While “[t]here is no question that a worksheet, prepared and submitted by the State, purporting to list a defendant's prior convictions is, without more, insufficient to satisfy the State's burden in establishing proof of prior convictions[,]” State v. Eubanks, 151 N.C. App. 499, 505, 565 S.E.2d 738, 742 (2002), the State is permitted to provide a computerized worksheet to the trial court in order to prove a prior out-of-state conviction. State v. Rich, 130 N.C. App. 113, 116, 502 S.E.2d 49, 51, disc. review denied, 349 N.C. 237, 516 S.E.2d 605 (1998) (computerized printout with the heading “DCI - Record” and containing various identifying characteristics of the defendant held to be a copy of a Division of Criminal Information record and competent to prove prior convictions).

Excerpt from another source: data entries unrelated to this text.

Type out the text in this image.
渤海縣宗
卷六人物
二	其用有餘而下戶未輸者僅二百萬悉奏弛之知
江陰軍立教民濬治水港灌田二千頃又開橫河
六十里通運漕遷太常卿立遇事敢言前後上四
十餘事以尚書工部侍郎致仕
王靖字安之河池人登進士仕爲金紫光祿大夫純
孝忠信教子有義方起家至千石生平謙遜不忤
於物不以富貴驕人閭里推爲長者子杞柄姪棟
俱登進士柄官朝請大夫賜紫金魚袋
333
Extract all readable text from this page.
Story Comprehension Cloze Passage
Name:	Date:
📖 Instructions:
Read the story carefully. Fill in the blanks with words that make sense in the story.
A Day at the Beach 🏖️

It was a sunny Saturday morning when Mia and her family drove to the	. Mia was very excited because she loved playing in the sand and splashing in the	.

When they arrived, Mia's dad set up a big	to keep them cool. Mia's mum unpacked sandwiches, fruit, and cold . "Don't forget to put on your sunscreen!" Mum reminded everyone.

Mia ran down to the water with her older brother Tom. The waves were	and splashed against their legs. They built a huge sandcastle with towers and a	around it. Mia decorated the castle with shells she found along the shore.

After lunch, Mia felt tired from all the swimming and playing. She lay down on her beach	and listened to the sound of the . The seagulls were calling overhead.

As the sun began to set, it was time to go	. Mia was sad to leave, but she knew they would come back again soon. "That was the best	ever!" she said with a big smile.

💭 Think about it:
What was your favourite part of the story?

    In the instant case, prior to defendant's trial testimony, the trial court conducted a voir dire hearing in which the parties discussed the introduction of evidence regarding defendant's prior conviction for possession of stolen property in the fifth degree. The State informed the trial court that it was “pulling the DCI records[,]” and that “a copy of [defendant's] record from New Yorkindicates that it's a Class B felony in New York.” The trial court thereafter determined that the charge “would be a grade of felony” and it admitted into evidence the record provided by the State. Following defendant's conviction for robbery with a firearm, the State submitted a judgment and commitment worksheet to the trial court. The judgment and commitment sheet indicated that, by virtue of the one point assigned to the prior possession of stolen property in the fifth degree conviction, defendant possessed a prior felony record level II. Defendant objected to the submission of the worksheet, arguing that “the State has not proven that [possession of stolen property in the fifth degree] is a Class [1] misdemeanor under the law.” The trial court readmitted the record provided by the State, and, after being informed that the record was provided by “NCIC,” the trial court found that the record “has reasonable guarantees of trustworthiness.” Without other evidence, the trial court thereafter concluded that the prior conviction “would be at least” a Class 1 misdemeanor in North Carolina, and therefore the trial court determined that defendant had a prior felony record level II. On appeal, defendant does not challenge the State's proof of his prior conviction for possession of stolen property in New York. Instead, defendant contends that the State failed to demonstrate that the offense “is substantially similar” to a Class 1 misdemeanor in North Carolina.
    We note that NY CLS Penal § 165.40 (2003) provides that “[c]riminal possession of stolen property in the fifth degree is a class A misdemeanor.” Although the State presents an argument inits brief comparing the elements of NY CLS Penal § 165.40 with the elements of N.C. Gen. Stat. § 14-72(a) (2003), no such argument was presented to the trial court during defendant's trial. Instead, the trial court considered only the State's judgment and commitment sheet and a copy of defendant's record, which the State incorrectly asserted “indicates that [the crime is] a Class B felony in New York.” In light of the foregoing, we conclude that the State failed to produce sufficient evidence tending to show that defendant's prior conviction for possession of stolen property in the fifth degree was substantially similar to a Class 1 misdemeanor in North Carolina. Therefore, defendant is entitled to a new sentencing hearing, during which both parties may present that evidence necessary to determine whether the offense is substantially similar to a Class 1 misdemeanor in North Carolina.
    In light of the foregoing conclusions, we hold that defendant received a trial free of prejudicial error, but we remand the case for a new sentencing hearing.
    No error at trial; remand for new sentencing hearing.
    Judges BRYANT and LEVINSON concur.